Tuesday, May 15, 2012

Are you...always this articulate?

"Are you...always this articulate?" Name that movie!

I wish I was more articulate especially when I am talking to a potential employer on the phone.

I just watched Rachel Berry speak exactly what she wanted to say into her phone onto the voicemail of the lady who could potentially fulfill her dream. Yes, I know that she is a character on a TV show. There are people who can do that, though. They know exactly what they want to say and to convey, and they do it. On the spot! They don't write it out and read it over the phone like a caller on an episode of Frasier. ...not that I would do that...notes, maybe, but not word for word.

Ok, ok. Name this movie:
"No, I know what you mean, and I'm completely jealous. What happens to me when I'm provoked is that I get tongue-tied and my mind goes blank.
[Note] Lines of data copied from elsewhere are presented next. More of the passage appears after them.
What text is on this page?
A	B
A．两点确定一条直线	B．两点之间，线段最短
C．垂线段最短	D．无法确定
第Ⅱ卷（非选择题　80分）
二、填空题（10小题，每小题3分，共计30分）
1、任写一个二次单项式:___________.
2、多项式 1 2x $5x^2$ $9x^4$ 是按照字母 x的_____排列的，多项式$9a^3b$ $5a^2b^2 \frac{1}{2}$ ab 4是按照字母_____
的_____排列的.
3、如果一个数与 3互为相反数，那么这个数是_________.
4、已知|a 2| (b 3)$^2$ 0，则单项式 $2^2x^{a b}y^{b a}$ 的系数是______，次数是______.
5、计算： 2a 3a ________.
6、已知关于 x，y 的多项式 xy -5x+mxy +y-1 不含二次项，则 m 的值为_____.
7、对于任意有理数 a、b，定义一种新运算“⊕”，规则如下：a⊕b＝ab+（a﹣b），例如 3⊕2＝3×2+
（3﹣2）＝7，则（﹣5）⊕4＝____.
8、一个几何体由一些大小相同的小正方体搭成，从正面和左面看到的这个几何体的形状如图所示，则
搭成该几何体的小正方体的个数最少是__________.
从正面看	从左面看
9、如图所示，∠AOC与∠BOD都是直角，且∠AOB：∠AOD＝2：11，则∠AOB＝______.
Then, then I spend all night tossing and turning trying to figure out what I should have said."

"I have you to thank for it. For the first time in my life, when confronted with a horrible, insensitive person, I knew exactly what I wanted to say and I said it."

Ok, so I do that, too. I figure out what I should have said to someone who was less than friendly later on in the day/week/month, but my main problem these days is talking to potential employers.
I talked to all sorts of people - while cooking no less - during the Pilsbury Bake-Off. They were important people, the kind of people that made other contestants cry and/or freeze up from nervousness. Did I cry or freeze up during the Pilsbury Bake-off? Nope. I was the picture of Southern hospitality.

What is the difference between interviewing with NBC during the Pilsbury Bake-Off and interviewing with/talking on the phone with a potential employer for a teaching job? Cooking is not my passion. Teaching is.

A few years ago Bobby Flay said, "If you aren't nervous about your passion, you aren't passionate about it," to a bunch of potential Food Network Stars. The quote struck me hard. When am I most likely to be a babbling and incoherent? Answer: When I am trying to get a job.

Why can't I just tell them that I am awesome and wonderful? Why can't I brag on myself? Why can't I convey all of my above-and-beyond qualities? I blame Southern humility. It is the only time I can think of that it has shot me in the foot. *Sigh* I think I need to eat cake.

Seriously, name those movies! AND any advice?!